米Harris Interactiveが米国時間10月17日,「米国民の89%がブッシュ大統領のリーダーシップと反テロ政策を支持する一方,66%が米軍のアフガニスタン攻撃によって,米国に対するテロ攻撃の危険が増したと考えている」などとするアンケート調査の結果を発表した。

 調査は18歳以上の米国人1044人を対象に,米Timeと米CNNの協力を得て実施したもの。多くの米国人は今後12カ月間に,新たなテロ攻撃が起こりうると考えている。その詳細は以下の通り。

・車やトラックに仕掛けた爆弾による攻撃(83%)

・炭疽菌以外の生物/化学兵器による攻撃(70%)

・コンサートや陸上競技会など,公のイベントに対する攻撃(67%)

・水道供給システムに対する攻撃(64%)

・インターネットに対する攻撃(59%)

・原子力発電所に対する攻撃(58%)

・エンパイア・ステート・ビルなど高層建築物に対する攻撃(47%)

・飛行機のハイジャックによる攻撃(37%:2週間前の19%から増加)

 米国人は,アフガニスタンに対する軍事報復が成功を収めているかについて確信を持っていない。しかし,90%が「道義的に正当」と考えている。「軍事活動」を支持する回答者は87%,「少数の軍隊を動員した,短期間の限定的な軍事活動」を支持する回答者は62%,「多数の軍隊を無期限にアフガニスタンに駐在させる,大規模な軍事活動」を支持する回答者は34%だった。

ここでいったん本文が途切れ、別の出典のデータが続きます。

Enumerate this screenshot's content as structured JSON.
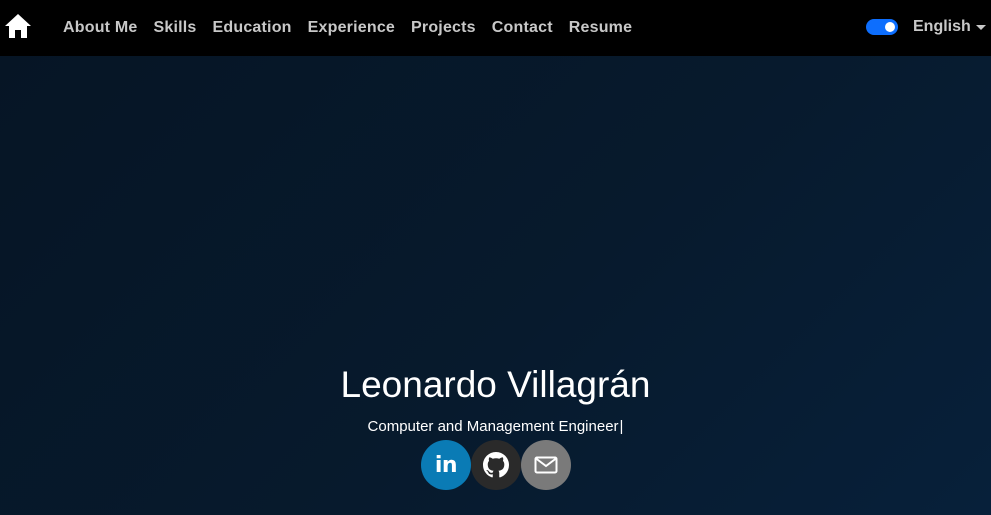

 米国民のウサマ・ビンラディン氏とタリバン政権に対する感情は明確である。軍事活動が終結するまでに望む成果として,「テロリスト施設の破壊」(81%),「タリバン政権の打倒」(78%),「ウサマ・ビンラディンの逮捕もしくは殺害」(77%)などが挙げられた。「ウサマ・ビンラディンが逮捕もしくは殺害されなければ,アフガニスタン攻撃は失敗」とする回答者は61%に達した。同氏を「逮捕して米国で公判を行う」方がよいとする回答者は53%,それに対し「アフガニスタンで殺害する」ことを望む回答者は41%だった。

 またテロ勢力を一掃するために,軍事行動によってイラクのサダム・フセイン氏を失脚させるべきだと考える回答者は71%にのぼった。